The renewed disorder on world markets is not only related to the likelihood that Spain and perhaps Italy will soon need bailing out because they are unable to finance their debt burden. Falling share markets are also a reaction to the news from China, where the world’s third largest economy has stalled amidst an unsavoury power struggle at the top of the ruling Communist Party.
In a spectacular fall from grace, Bo Xilai, son of a revolutionary hero, was yesterday suspended from the 25-member politburo and the larger central committee while his wife, Gu Kailai, was arrested on suspicion of murdering British businessman Neil Heywood. Bo had already been dismissed as party chief in Chongqing.
Heywood was found dead in a hotel room in Chongqing on November 15. A mercurial and murky figure, Heywood was a close associate of Bo’s and is also thought to have worked for British intelligence in China. At the time of Heywood’s death, police in Chongqing informed British consular officials that he had died from “excessive alcohol consumption”. His body was quickly cremated.
From his power base in Chongqing, Bo earned a reputation for ruthlessly smashing organised crime, increasing foreign investment and running Maoist-style campaigns involving singing contests and sending people out to work in the countryside.
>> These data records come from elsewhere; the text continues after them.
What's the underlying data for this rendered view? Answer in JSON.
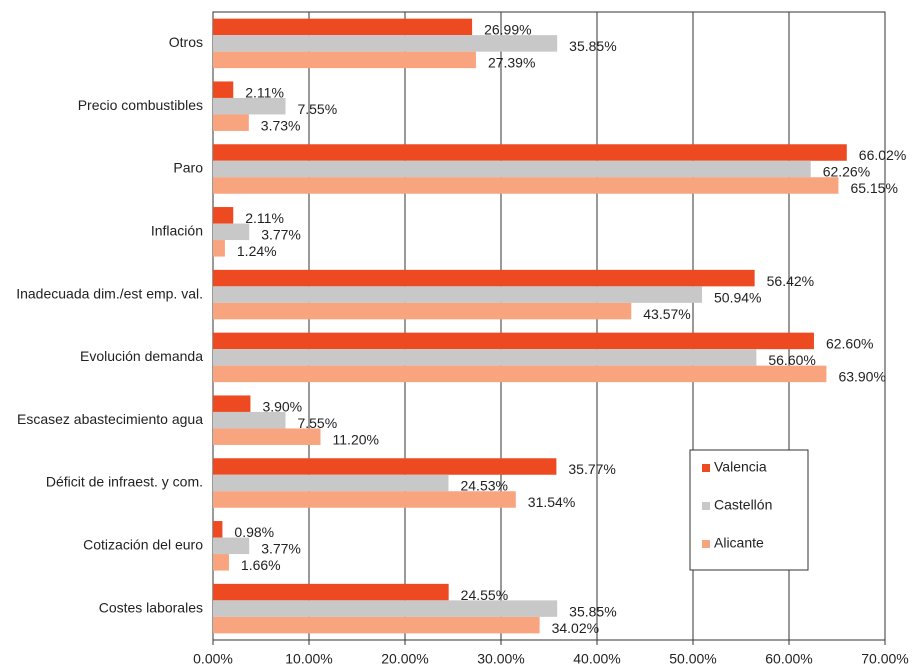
{
  "chart_data": {
    "type": "hbar",
    "categories": [
      "Otros",
      "Precio combustibles",
      "Paro",
      "Inflación",
      "Inadecuada dim./est emp. val.",
      "Evolución demanda",
      "Escasez abastecimiento agua",
      "Déficit de infraest. y com.",
      "Cotización del euro",
      "Costes laborales"
    ],
    "series": [
      {
        "name": "Valencia",
        "color": "#ee4a22",
        "values": [
          26.99,
          2.11,
          66.02,
          2.11,
          56.42,
          62.6,
          3.9,
          35.77,
          0.98,
          24.55
        ],
        "value_labels": [
          "26.99%",
          "2.11%",
          "66.02%",
          "2.11%",
          "56.42%",
          "62.60%",
          "3.90%",
          "35.77%",
          "0.98%",
          "24.55%"
        ]
      },
      {
        "name": "Castellón",
        "color": "#c8c8c8",
        "values": [
          35.85,
          7.55,
          62.26,
          3.77,
          50.94,
          56.6,
          7.55,
          24.53,
          3.77,
          35.85
        ],
        "value_labels": [
          "35.85%",
          "7.55%",
          "62.26%",
          "3.77%",
          "50.94%",
          "56.60%",
          "7.55%",
          "24.53%",
          "3.77%",
          "35.85%"
        ]
      },
      {
        "name": "Alicante",
        "color": "#f7a47f",
        "values": [
          27.39,
          3.73,
          65.15,
          1.24,
          43.57,
          63.9,
          11.2,
          31.54,
          1.66,
          34.02
        ],
        "value_labels": [
          "27.39%",
          "3.73%",
          "65.15%",
          "1.24%",
          "43.57%",
          "63.90%",
          "11.20%",
          "31.54%",
          "1.66%",
          "34.02%"
        ]
      }
    ],
    "xlim": [
      0,
      70
    ],
    "xticks": [
      {
        "value": 0,
        "label": "0.00%"
      },
      {
        "value": 10,
        "label": "10.00%"
      },
      {
        "value": 20,
        "label": "20.00%"
      },
      {
        "value": 30,
        "label": "30.00%"
      },
      {
        "value": 40,
        "label": "40.00%"
      },
      {
        "value": 50,
        "label": "50.00%"
      },
      {
        "value": 60,
        "label": "60.00%"
      },
      {
        "value": 70,
        "label": "70.00%"
      }
    ],
    "grid": true,
    "legend": "lower-right"
  }
}
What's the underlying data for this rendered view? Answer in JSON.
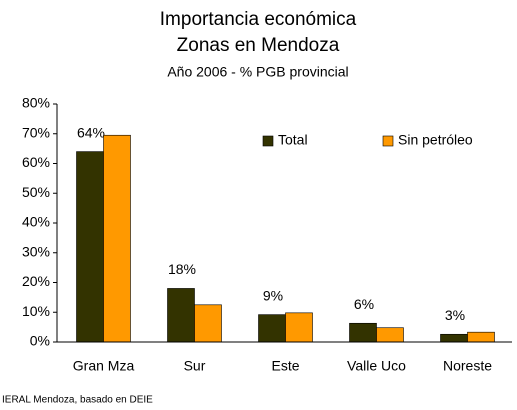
{
  "chart_data": {
    "type": "bar",
    "title": "Importancia económica",
    "subtitle_1": "Zonas en Mendoza",
    "subtitle_2": "Año 2006 - % PGB provincial",
    "source": "IERAL Mendoza, basado en DEIE",
    "categories": [
      "Gran Mza",
      "Sur",
      "Este",
      "Valle Uco",
      "Noreste"
    ],
    "series": [
      {
        "name": "Total",
        "color": "#333300",
        "values": [
          64,
          18,
          9.2,
          6.3,
          2.6
        ],
        "value_labels": [
          "64%",
          "18%",
          "9%",
          "6%",
          "3%"
        ]
      },
      {
        "name": "Sin petróleo",
        "color": "#ff9900",
        "values": [
          69.5,
          12.5,
          9.8,
          4.8,
          3.3
        ]
      }
    ],
    "ylim": [
      0,
      80
    ],
    "yticks": [
      {
        "value": 0,
        "label": "0%"
      },
      {
        "value": 10,
        "label": "10%"
      },
      {
        "value": 20,
        "label": "20%"
      },
      {
        "value": 30,
        "label": "30%"
      },
      {
        "value": 40,
        "label": "40%"
      },
      {
        "value": 50,
        "label": "50%"
      },
      {
        "value": 60,
        "label": "60%"
      },
      {
        "value": 70,
        "label": "70%"
      },
      {
        "value": 80,
        "label": "80%"
      }
    ],
    "grid": false,
    "legend": "upper right"
  }
}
He was seen as an opponent of and a threat to the pro-free market leadership in Beijing.
Bo upset the local business elites and outgoing Chinese premier Wen Jiabao targeted him personally in his farewell briefing at the National People’s Congress, warning that the country could not tolerate another upheaval like the Cultural Revolution of 1966-76 that Mao set in train.
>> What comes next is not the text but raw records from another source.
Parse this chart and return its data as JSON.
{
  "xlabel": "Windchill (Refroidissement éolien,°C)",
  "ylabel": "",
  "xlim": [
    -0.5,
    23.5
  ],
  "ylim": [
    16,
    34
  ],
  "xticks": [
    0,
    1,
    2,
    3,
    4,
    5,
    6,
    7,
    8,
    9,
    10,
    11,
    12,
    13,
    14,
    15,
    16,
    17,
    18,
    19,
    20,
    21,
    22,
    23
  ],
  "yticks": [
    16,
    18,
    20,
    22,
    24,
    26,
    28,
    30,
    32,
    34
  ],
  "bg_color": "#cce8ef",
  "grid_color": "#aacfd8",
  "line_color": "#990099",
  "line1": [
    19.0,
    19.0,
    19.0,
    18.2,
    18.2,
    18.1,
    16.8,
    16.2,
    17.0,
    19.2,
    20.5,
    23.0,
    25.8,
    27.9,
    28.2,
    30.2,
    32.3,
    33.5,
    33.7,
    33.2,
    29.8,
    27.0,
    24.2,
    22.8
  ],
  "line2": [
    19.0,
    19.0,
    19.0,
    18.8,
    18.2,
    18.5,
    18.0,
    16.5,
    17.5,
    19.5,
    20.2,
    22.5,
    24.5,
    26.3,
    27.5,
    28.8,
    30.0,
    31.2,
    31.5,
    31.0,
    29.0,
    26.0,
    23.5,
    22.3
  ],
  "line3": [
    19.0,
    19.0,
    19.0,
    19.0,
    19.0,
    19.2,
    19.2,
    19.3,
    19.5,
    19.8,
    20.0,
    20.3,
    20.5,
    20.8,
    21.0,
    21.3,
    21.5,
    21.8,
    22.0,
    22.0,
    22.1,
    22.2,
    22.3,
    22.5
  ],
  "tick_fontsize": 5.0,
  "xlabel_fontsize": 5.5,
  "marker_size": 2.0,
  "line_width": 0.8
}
Behind the power struggle between elite factions/families in the party hierarchy is an economy that is unbalanced and heading towards an almighty crash. A sharp fall in imports indicates that the Chinese economy is not growing fast enough to take the strain of decline in consumer demand in other countries.
Imports in March increased at almost half the pace predicted by analysts, with the rate of growth more than seven times less than in February. The economy probably expanded 8.4% in the first quarter. That would be the slowest pace of growth since 2009. There is no way China is going to rescue world capitalism.
Michael Pettis, a professor at Peking University's Guanghua School of Management, says says the Chinese model is based on repressing consumption in favour of capital expansion. He warns:
As a consequence of this consumption-repressing growth model, Chinese growth is driven largely by the need to keep investment levels extraordinarily high. What’s more, the very high growth rate in investment, combined with significant pricing distortions, especially in the cost of capital, has resulted in massive overinvestment and an unsustainable increase in debt.
Add in concerns over “shadow banking” - underground lending and investing networks estimated to total $1.3 trillion - debt-laden regional authorities and rising inflation, and the political power struggle in China takes on a new significance.
The global crisis is now pretty much uniform in its appearance: political crisis at the top of the state, indebted economies unable to deliver much-vaunted growth to keep recession at bay and a widespread discontent amongst ordinary people. No resolution of multi-sided problems are in sight and a long period of social upheaval, assuming a revolutionary character, is definitely where we heading for.